Activation of benzo[a]pyrene and aflatoxin B1 to mutagenic chemical species by microsomal preparations from rat liver and small intestine in relation to microsomal epoxide hydrolase

Abstract

Rat small intestinal microsomes have been compared with liver preparations for the ability to activate promutagens using the Salmonella mutagenicity assay. Induced levels of arylhydrocarbon hydroxylase and cytochrome P-450 in intestinal microsomes are significantly lower than the corresponding amounts in liver microsomes. Greater activation of benzo[a]pyrene (BP) by liver extracts would thus be expected. Although this was observed at > 1 .mu.g BP/plate, at lower doses comparatively high levels of activation were obtained with intestinal microsomes. This could be due to preferential formation of the mutagenic 4,5-oxide with intestinal microsomes, as opposed to the putative major active metabolite, the 7,8-diol-9,10-epoxide.
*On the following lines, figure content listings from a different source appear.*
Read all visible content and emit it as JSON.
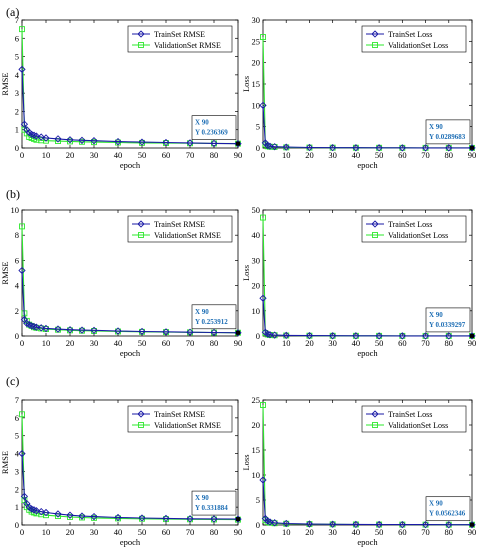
{
  "panels": [
    {
      "label": "(a)"
    },
    {
      "label": "(b)"
    },
    {
      "label": "(c)"
    }
  ],
  "colors": {
    "train": "#1a1aa6",
    "validation": "#2ee82e",
    "axis": "#000000",
    "tooltip_text": "#1f6fb5"
  },
  "chart_data": [
    {
      "type": "line",
      "panel": "(a)",
      "title": "",
      "xlabel": "epoch",
      "ylabel": "RMSE",
      "xlim": [
        0,
        90
      ],
      "ylim": [
        0,
        7
      ],
      "xticks": [
        0,
        10,
        20,
        30,
        40,
        50,
        60,
        70,
        80,
        90
      ],
      "yticks": [
        0,
        1,
        2,
        3,
        4,
        5,
        6,
        7
      ],
      "legend": "top-right",
      "series": [
        {
          "name": "TrainSet RMSE",
          "marker": "diamond",
          "x": [
            0,
            1,
            2,
            3,
            4,
            5,
            6,
            8,
            10,
            15,
            20,
            25,
            30,
            40,
            50,
            60,
            70,
            80,
            90
          ],
          "y": [
            4.3,
            1.3,
            1.0,
            0.85,
            0.75,
            0.7,
            0.65,
            0.6,
            0.55,
            0.5,
            0.45,
            0.42,
            0.4,
            0.35,
            0.32,
            0.3,
            0.28,
            0.25,
            0.236
          ]
        },
        {
          "name": "ValidationSet RMSE",
          "marker": "square",
          "x": [
            0,
            1,
            2,
            3,
            4,
            5,
            6,
            8,
            10,
            15,
            20,
            25,
            30,
            40,
            50,
            60,
            70,
            80,
            90
          ],
          "y": [
            6.5,
            1.0,
            0.8,
            0.6,
            0.55,
            0.5,
            0.45,
            0.42,
            0.4,
            0.38,
            0.36,
            0.34,
            0.32,
            0.3,
            0.28,
            0.27,
            0.26,
            0.25,
            0.24
          ]
        }
      ],
      "datatip": {
        "x": "X 90",
        "y": "Y 0.236369"
      }
    },
    {
      "type": "line",
      "panel": "(a)",
      "title": "",
      "xlabel": "epoch",
      "ylabel": "Loss",
      "xlim": [
        0,
        90
      ],
      "ylim": [
        0,
        30
      ],
      "xticks": [
        0,
        10,
        20,
        30,
        40,
        50,
        60,
        70,
        80,
        90
      ],
      "yticks": [
        0,
        5,
        10,
        15,
        20,
        25,
        30
      ],
      "legend": "top-right",
      "series": [
        {
          "name": "TrainSet Loss",
          "marker": "diamond",
          "x": [
            0,
            1,
            2,
            3,
            5,
            10,
            20,
            30,
            40,
            50,
            60,
            70,
            80,
            90
          ],
          "y": [
            10.0,
            1.2,
            0.6,
            0.4,
            0.3,
            0.2,
            0.12,
            0.08,
            0.06,
            0.05,
            0.04,
            0.035,
            0.03,
            0.029
          ]
        },
        {
          "name": "ValidationSet Loss",
          "marker": "square",
          "x": [
            0,
            1,
            2,
            3,
            5,
            10,
            20,
            30,
            40,
            50,
            60,
            70,
            80,
            90
          ],
          "y": [
            26.0,
            0.8,
            0.4,
            0.3,
            0.25,
            0.15,
            0.1,
            0.08,
            0.06,
            0.05,
            0.04,
            0.035,
            0.03,
            0.03
          ]
        }
      ],
      "datatip": {
        "x": "X 90",
        "y": "Y 0.0289683"
      }
    },
    {
      "type": "line",
      "panel": "(b)",
      "title": "",
      "xlabel": "epoch",
      "ylabel": "RMSE",
      "xlim": [
        0,
        90
      ],
      "ylim": [
        0,
        10
      ],
      "xticks": [
        0,
        10,
        20,
        30,
        40,
        50,
        60,
        70,
        80,
        90
      ],
      "yticks": [
        0,
        2,
        4,
        6,
        8,
        10
      ],
      "legend": "top-right",
      "series": [
        {
          "name": "TrainSet RMSE",
          "marker": "diamond",
          "x": [
            0,
            1,
            2,
            3,
            4,
            5,
            6,
            8,
            10,
            15,
            20,
            25,
            30,
            40,
            50,
            60,
            70,
            80,
            90
          ],
          "y": [
            5.2,
            1.3,
            1.0,
            0.9,
            0.8,
            0.75,
            0.7,
            0.65,
            0.6,
            0.55,
            0.5,
            0.47,
            0.45,
            0.4,
            0.36,
            0.33,
            0.3,
            0.28,
            0.254
          ]
        },
        {
          "name": "ValidationSet RMSE",
          "marker": "square",
          "x": [
            0,
            1,
            2,
            3,
            4,
            5,
            6,
            8,
            10,
            15,
            20,
            25,
            30,
            40,
            50,
            60,
            70,
            80,
            90
          ],
          "y": [
            8.7,
            1.8,
            1.2,
            0.9,
            0.8,
            0.7,
            0.65,
            0.6,
            0.55,
            0.5,
            0.45,
            0.42,
            0.4,
            0.36,
            0.33,
            0.31,
            0.29,
            0.27,
            0.26
          ]
        }
      ],
      "datatip": {
        "x": "X 90",
        "y": "Y 0.253912"
      }
    },
    {
      "type": "line",
      "panel": "(b)",
      "title": "",
      "xlabel": "epoch",
      "ylabel": "Loss",
      "xlim": [
        0,
        90
      ],
      "ylim": [
        0,
        50
      ],
      "xticks": [
        0,
        10,
        20,
        30,
        40,
        50,
        60,
        70,
        80,
        90
      ],
      "yticks": [
        0,
        10,
        20,
        30,
        40,
        50
      ],
      "legend": "top-right",
      "series": [
        {
          "name": "TrainSet Loss",
          "marker": "diamond",
          "x": [
            0,
            1,
            2,
            3,
            5,
            10,
            20,
            30,
            40,
            50,
            60,
            70,
            80,
            90
          ],
          "y": [
            15.0,
            1.5,
            0.8,
            0.5,
            0.35,
            0.25,
            0.15,
            0.1,
            0.08,
            0.06,
            0.05,
            0.04,
            0.036,
            0.034
          ]
        },
        {
          "name": "ValidationSet Loss",
          "marker": "square",
          "x": [
            0,
            1,
            2,
            3,
            5,
            10,
            20,
            30,
            40,
            50,
            60,
            70,
            80,
            90
          ],
          "y": [
            47.0,
            1.2,
            0.6,
            0.4,
            0.3,
            0.2,
            0.12,
            0.09,
            0.07,
            0.06,
            0.05,
            0.045,
            0.04,
            0.04
          ]
        }
      ],
      "datatip": {
        "x": "X 90",
        "y": "Y 0.0339297"
      }
    },
    {
      "type": "line",
      "panel": "(c)",
      "title": "",
      "xlabel": "epoch",
      "ylabel": "RMSE",
      "xlim": [
        0,
        90
      ],
      "ylim": [
        0,
        7
      ],
      "xticks": [
        0,
        10,
        20,
        30,
        40,
        50,
        60,
        70,
        80,
        90
      ],
      "yticks": [
        0,
        1,
        2,
        3,
        4,
        5,
        6,
        7
      ],
      "legend": "top-right",
      "series": [
        {
          "name": "TrainSet RMSE",
          "marker": "diamond",
          "x": [
            0,
            1,
            2,
            3,
            4,
            5,
            6,
            8,
            10,
            15,
            20,
            25,
            30,
            40,
            50,
            60,
            70,
            80,
            90
          ],
          "y": [
            4.0,
            1.6,
            1.2,
            1.0,
            0.9,
            0.85,
            0.8,
            0.75,
            0.7,
            0.62,
            0.55,
            0.5,
            0.47,
            0.42,
            0.39,
            0.37,
            0.35,
            0.34,
            0.332
          ]
        },
        {
          "name": "ValidationSet RMSE",
          "marker": "square",
          "x": [
            0,
            1,
            2,
            3,
            4,
            5,
            6,
            8,
            10,
            15,
            20,
            25,
            30,
            40,
            50,
            60,
            70,
            80,
            90
          ],
          "y": [
            6.2,
            1.4,
            1.0,
            0.85,
            0.75,
            0.7,
            0.65,
            0.6,
            0.55,
            0.5,
            0.45,
            0.42,
            0.4,
            0.37,
            0.35,
            0.33,
            0.32,
            0.31,
            0.3
          ]
        }
      ],
      "datatip": {
        "x": "X 90",
        "y": "Y 0.331884"
      }
    },
    {
      "type": "line",
      "panel": "(c)",
      "title": "",
      "xlabel": "epoch",
      "ylabel": "Loss",
      "xlim": [
        0,
        90
      ],
      "ylim": [
        0,
        25
      ],
      "xticks": [
        0,
        10,
        20,
        30,
        40,
        50,
        60,
        70,
        80,
        90
      ],
      "yticks": [
        0,
        5,
        10,
        15,
        20,
        25
      ],
      "legend": "top-right",
      "series": [
        {
          "name": "TrainSet Loss",
          "marker": "diamond",
          "x": [
            0,
            1,
            2,
            3,
            5,
            10,
            20,
            30,
            40,
            50,
            60,
            70,
            80,
            90
          ],
          "y": [
            9.0,
            1.3,
            0.8,
            0.6,
            0.45,
            0.3,
            0.2,
            0.15,
            0.12,
            0.1,
            0.08,
            0.07,
            0.06,
            0.056
          ]
        },
        {
          "name": "ValidationSet Loss",
          "marker": "square",
          "x": [
            0,
            1,
            2,
            3,
            5,
            10,
            20,
            30,
            40,
            50,
            60,
            70,
            80,
            90
          ],
          "y": [
            24.0,
            1.0,
            0.6,
            0.45,
            0.35,
            0.25,
            0.18,
            0.14,
            0.11,
            0.09,
            0.08,
            0.07,
            0.065,
            0.06
          ]
        }
      ],
      "datatip": {
        "x": "X 90",
        "y": "Y 0.0562346"
      }
    }
  ]
}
Microsomal epoxide hydrolase inactivates the K-region epoxide by forming the corresponding dihydro-diol. Differences in the levels of these metabolites may thus be a result of higher activity of the enzyme in liver extracts. This hypothesis has been studied using the epoxide hydrolase inhibitor, 1,2-epoxy-3,3,3,-trichloropropylene oxide (TCPO). Enzyme activity has been measured using [3H]-BP-4,5-oxide as substrate. Since aflatoxin B1 (AFB) may also be activated via analogous epoxide intermediates, the effects of TCPO on activation of AFB were also investigated. Intestinal microsomal expoxide hydrolase activities were significantly lower than those in liver preparations obtained from animals pre-treated with enzyme inducers. Enzyme activity and promutagen activation ability of intestinal microsomes, respectively, were less susceptible to and not inhibited by TCPO. However, TCPO strongly inhibited microsomal epoxide hydrolase activity and activation of BP and AFB due to liver microsomes. The differences in dose-responses for mutagenicity of BP and AFB obtained are discussed with respect to the relative involvement of epoxide hydrolase in the activation of the two promutagens by the different microsomal preparations used.